Department of Dermatology, Faculty of Medicine, Fukuoka University, Fukuoka, Japan.
Division of Dermatology, Department of Internal Medicine, Faculty of Medicine, Saga University, Saga, Japan.
J Dermatol. 2019 Mar;46(3):193-198. doi: 10.1111/1346-8138.14745. Epub 2019 Jan 10.
Psoriatic arthritis (PsA) is an inflammatory arthritis with as yet unclear pathophysiology. This retrospective, multicenter, cross-sectional study was conducted in 19 facilities in western Japan and aimed to identify patients' characteristics and factors that affect the results of treatment with biologic agents. Of 2116 patients with psoriasis, 285 (13.5%) had PsA. Skin manifestations preceded joint manifestations in 69.8%, the onset was simultaneous in 17.2%, whereas PsA preceded skin manifestations in 2.5%. Peripheral arthritis was most common, occurring in 73.7%, compared with axial disease in 21.8%, enthesitis in 23.5% and dactylitis in 35.4%. Patients with severe skin manifestations were significantly younger at onset (P = 0.02) and more frequently had axial disease (P < 0.01).
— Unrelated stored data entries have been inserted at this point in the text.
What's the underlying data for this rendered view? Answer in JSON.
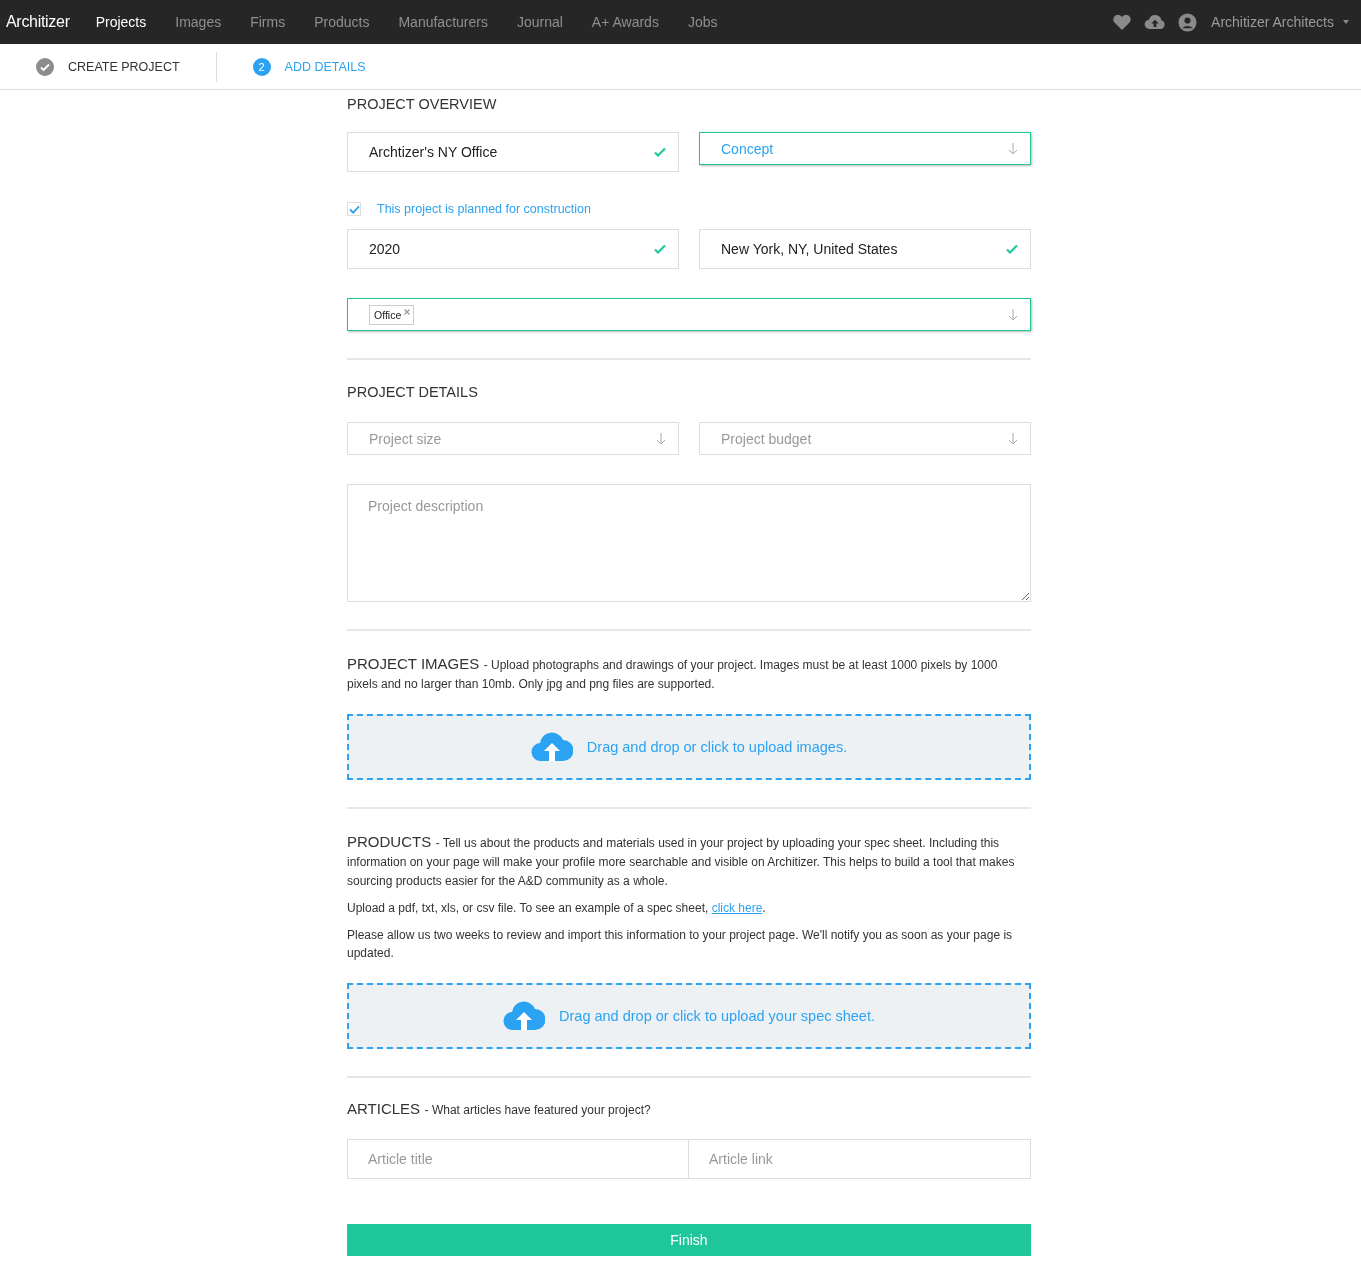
{
  "nav": {
    "logo": "Architizer",
    "items": [
      {
        "label": "Projects",
        "selected": true
      },
      {
        "label": "Images",
        "selected": false
      },
      {
        "label": "Firms",
        "selected": false
      },
      {
        "label": "Products",
        "selected": false
      },
      {
        "label": "Manufacturers",
        "selected": false
      },
      {
        "label": "Journal",
        "selected": false
      },
      {
        "label": "A+ Awards",
        "selected": false
      },
      {
        "label": "Jobs",
        "selected": false
      }
    ],
    "account": "Architizer Architects"
  },
  "steps": [
    {
      "label": "CREATE PROJECT",
      "completed": true,
      "selected": false
    },
    {
      "label": "ADD DETAILS",
      "number": "2",
      "completed": false,
      "selected": true
    }
  ],
  "overview": {
    "title": "PROJECT OVERVIEW",
    "name_field": {
      "value": "Archtizer's NY Office",
      "valid": true
    },
    "status_select": {
      "value": "Concept",
      "focused": true
    },
    "planned": {
      "label": "This project is planned for construction",
      "checked": true
    },
    "year_field": {
      "value": "2020",
      "valid": true
    },
    "location_field": {
      "value": "New York, NY, United States",
      "valid": true
    },
    "typology": {
      "tags": [
        "Office"
      ],
      "focused": true
    }
  },
  "details": {
    "title": "PROJECT DETAILS",
    "size_select": {
      "placeholder": "Project size"
    },
    "budget_select": {
      "placeholder": "Project budget"
    },
    "description": {
      "placeholder": "Project description"
    }
  },
  "images": {
    "title": "PROJECT IMAGES",
    "description": "- Upload photographs and drawings of your project. Images must be at least 1000 pixels by 1000 pixels and no larger than 10mb. Only jpg and png files are supported.",
    "dropzone": "Drag and drop or click to upload images."
  },
  "products": {
    "title": "PRODUCTS",
    "description": "- Tell us about the products and materials used in your project by uploading your spec sheet. Including this information on your page will make your profile more searchable and visible on Architizer. This helps to build a tool that makes sourcing products easier for the A&D community as a whole.",
    "note": {
      "before": "Upload a pdf, txt, xls, or csv file. To see an example of a spec sheet, ",
      "link": "click here",
      "after": "."
    },
    "notice": "Please allow us two weeks to review and import this information to your project page. We'll notify you as soon as your page is updated.",
    "dropzone": "Drag and drop or click to upload your spec sheet."
  },
  "articles": {
    "title": "ARTICLES",
    "description": "- What articles have featured your project?",
    "title_placeholder": "Article title",
    "link_placeholder": "Article link"
  },
  "finish": "Finish"
}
Biologic agents were used in 206 patients (72.3%), anti-tumor necrosis factor (TNF)-α antibodies being prescribed first to 157 of them. Anti-TNF-α antibodies were continued by 105 participants and discontinued by 47, the remaining five patients being lost to follow up. Patients who discontinued anti-TNF-α antibodies were significantly older than those who continued (55 vs 51 years, P = 0.04) and significantly older at onset of joint manifestations (50 vs 44 years, P = 0.01). Multivariate analysis revealed that patients over 50 years significantly more frequently terminated anti-TNF-α antibodies (P < 0.01). In conclusion, patients with PsA and severe skin manifestations have earlier onset and axial disease, which seriously impacts on quality of life. Anti-TNF-α antibodies were generally effective enough to continue but less so in patients aged over 50 years. Further detailed research is needed.
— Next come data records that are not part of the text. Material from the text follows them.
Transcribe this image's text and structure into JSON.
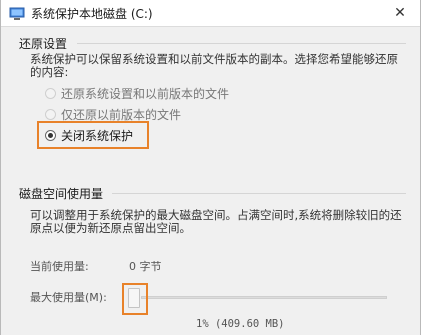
{
  "window": {
    "title": "系统保护本地磁盘 (C:)"
  },
  "restore_settings": {
    "group_title": "还原设置",
    "description": "系统保护可以保留系统设置和以前文件版本的副本。选择您希望能够还原的内容:",
    "options": [
      {
        "label": "还原系统设置和以前版本的文件",
        "selected": false,
        "enabled": false
      },
      {
        "label": "仅还原以前版本的文件",
        "selected": false,
        "enabled": false
      },
      {
        "label": "关闭系统保护",
        "selected": true,
        "enabled": true
      }
    ]
  },
  "disk_space": {
    "group_title": "磁盘空间使用量",
    "description": "可以调整用于系统保护的最大磁盘空间。占满空间时,系统将删除较旧的还原点以便为新还原点留出空间。",
    "current_usage_label": "当前使用量:",
    "current_usage_value": "0 字节",
    "max_usage_label": "最大使用量(M):",
    "max_usage_display": "1% (409.60 MB)",
    "max_usage_fraction": 0.01
  },
  "colors": {
    "highlight": "#e8822a",
    "window_bg": "#f0f0f0"
  },
  "icons": {
    "app": "system-protection-icon",
    "close": "close-icon"
  }
}
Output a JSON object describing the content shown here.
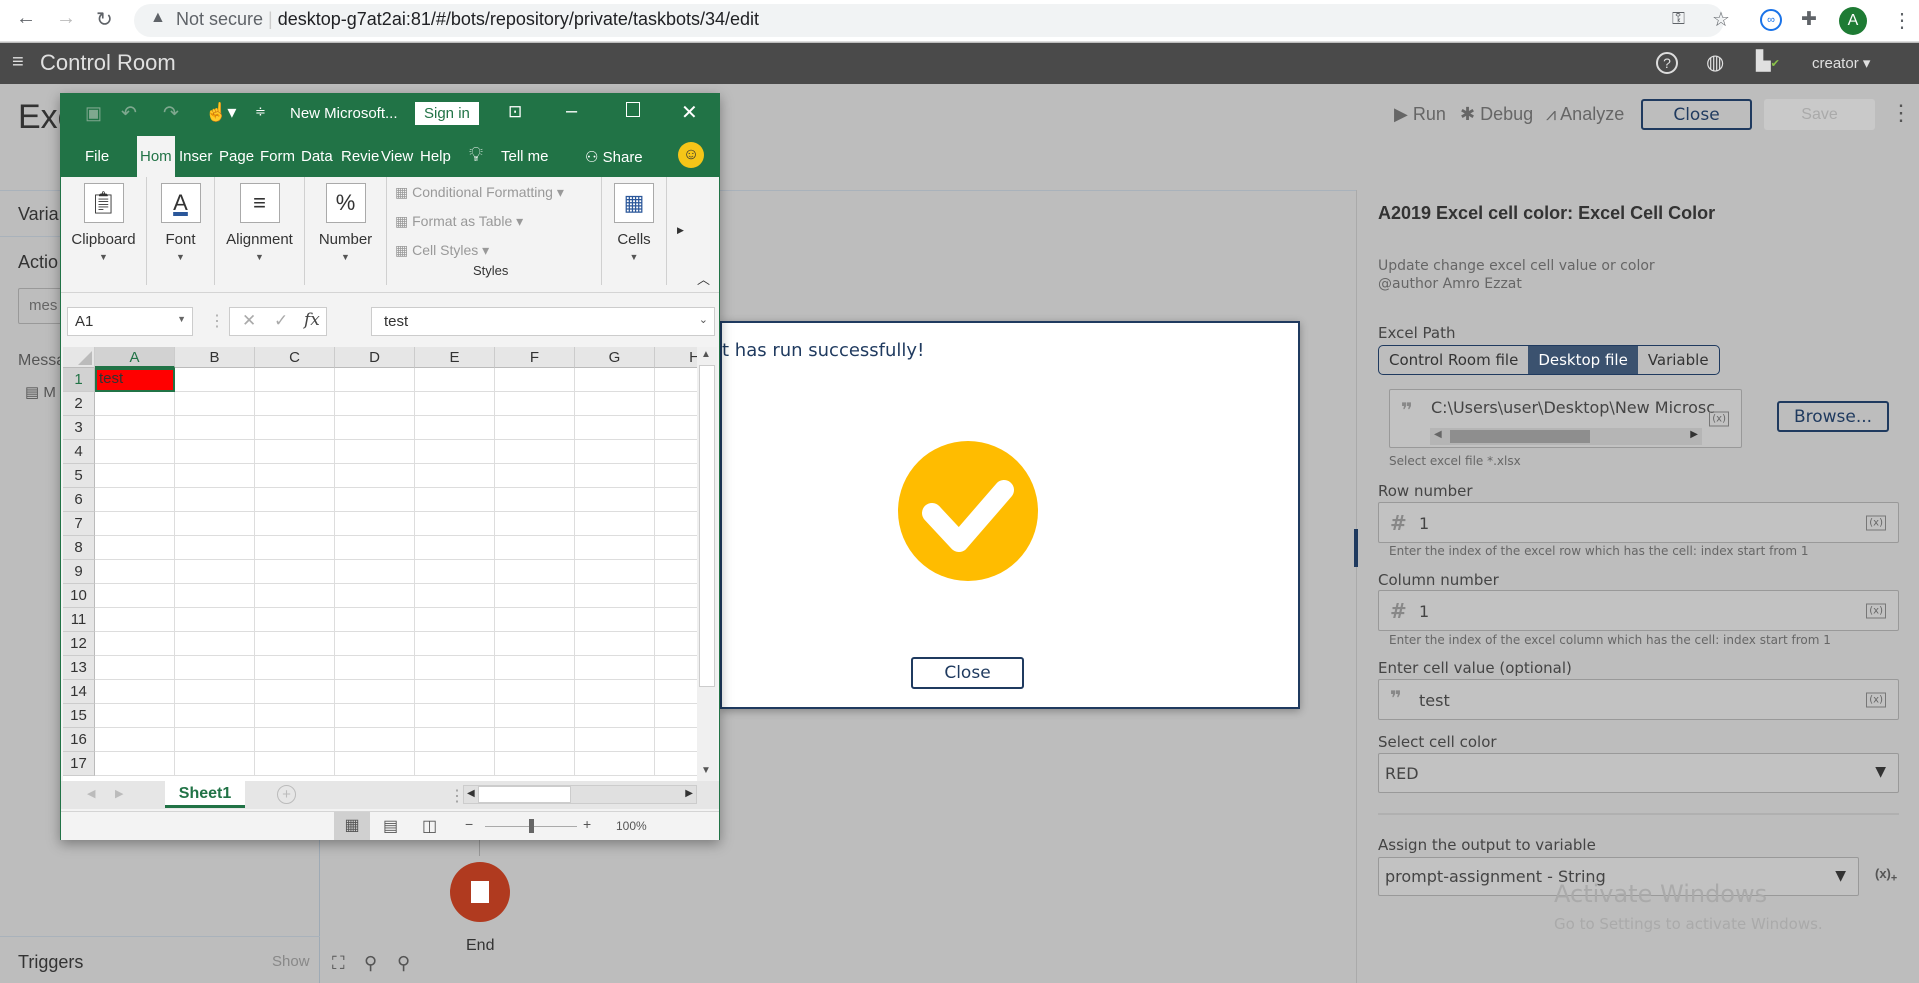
{
  "browser": {
    "not_secure": "Not secure",
    "url": "desktop-g7at2ai:81/#/bots/repository/private/taskbots/34/edit",
    "avatar_letter": "A"
  },
  "app": {
    "title": "Control Room",
    "user": "creator"
  },
  "editor": {
    "title_partial": "Exc",
    "run": "Run",
    "debug": "Debug",
    "analyze": "Analyze",
    "close": "Close",
    "save": "Save"
  },
  "left": {
    "variables_partial": "Varia",
    "actions_partial": "Actio",
    "search_partial": "mes",
    "message_partial": "Messa",
    "message_item_partial": "M",
    "triggers": "Triggers",
    "show": "Show"
  },
  "canvas": {
    "end_label": "End"
  },
  "excel": {
    "doc_title": "New Microsoft...",
    "sign_in": "Sign in",
    "tabs": [
      "File",
      "Hom",
      "Inser",
      "Page",
      "Form",
      "Data",
      "Revie",
      "View",
      "Help"
    ],
    "tell_me": "Tell me",
    "share": "Share",
    "groups": {
      "clipboard": "Clipboard",
      "font": "Font",
      "alignment": "Alignment",
      "number": "Number",
      "cells": "Cells",
      "styles": "Styles"
    },
    "styles_items": [
      "Conditional Formatting",
      "Format as Table",
      "Cell Styles"
    ],
    "name_box": "A1",
    "formula": "test",
    "columns": [
      "A",
      "B",
      "C",
      "D",
      "E",
      "F",
      "G",
      "H"
    ],
    "rows": [
      "1",
      "2",
      "3",
      "4",
      "5",
      "6",
      "7",
      "8",
      "9",
      "10",
      "11",
      "12",
      "13",
      "14",
      "15",
      "16",
      "17"
    ],
    "a1_value": "test",
    "a1_fill": "#ff0000",
    "sheet": "Sheet1",
    "zoom": "100%",
    "zoom_fraction": 0.5
  },
  "dialog": {
    "message_partial": "t has run successfully!",
    "close": "Close",
    "check_color": "#ffbc00"
  },
  "panel": {
    "title": "A2019 Excel cell color: Excel Cell Color",
    "desc1": "Update change excel cell value or color",
    "desc2": "@author Amro Ezzat",
    "excel_path_label": "Excel Path",
    "path_options": [
      "Control Room file",
      "Desktop file",
      "Variable"
    ],
    "path_value": "C:\\Users\\user\\Desktop\\New Microsc",
    "browse": "Browse...",
    "path_help": "Select excel file *.xlsx",
    "row_label": "Row number",
    "row_value": "1",
    "row_help": "Enter the index of the excel row which has the cell: index start from 1",
    "col_label": "Column number",
    "col_value": "1",
    "col_help": "Enter the index of the excel column which has the cell: index start from 1",
    "cell_value_label": "Enter cell value (optional)",
    "cell_value": "test",
    "color_label": "Select cell color",
    "color_value": "RED",
    "assign_label": "Assign the output to variable",
    "assign_value": "prompt-assignment - String",
    "var_icon": "(x)"
  },
  "watermark": {
    "line1": "Activate Windows",
    "line2": "Go to Settings to activate Windows."
  }
}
银屑病关节炎(PsA)是一种炎症性关节炎,其病理生理学尚不清楚。本回顾性、多中心、横断面研究在日本西部的 19 家机构进行,旨在确定患者的特征和影响生物制剂治疗结果的因素。在 2116 例银屑病患者中,285 例(13.5%)患有 PsA。皮肤表现先于关节表现的占 69.8%,同时发生的占 17.2%,而皮肤表现先于关节表现的占 2.5%。外周关节炎最常见,占 73.7%,而轴性疾病占 21.8%,肌腱附着点炎占 23.5%,指(趾)炎占 35.4%。皮肤表现严重的患者发病年龄明显较小(P = 0.02),且更常发生轴性疾病(P < 0.01)。206 例(72.3%)患者使用了生物制剂,其中 157 例首先使用了抗肿瘤坏死因子(TNF)-α 抗体。105 例患者继续使用抗 TNF-α 抗体,47 例患者停用,其余 5 例患者失访。停用抗 TNF-α 抗体的患者明显比继续使用的患者年龄更大(55 岁比 51 岁,P = 0.04),且关节表现发病年龄更大(50 岁比 44 岁,P = 0.01)。多变量分析显示,50 岁以上的患者更频繁地终止抗 TNF-α 抗体治疗(P < 0.01)。总之,皮肤表现严重的 PsA 患者发病更早,且更常发生轴性疾病,这严重影响生活质量。抗 TNF-α 抗体通常足够有效而继续使用,但年龄超过 50 岁的患者效果较差。需要进一步的详细研究。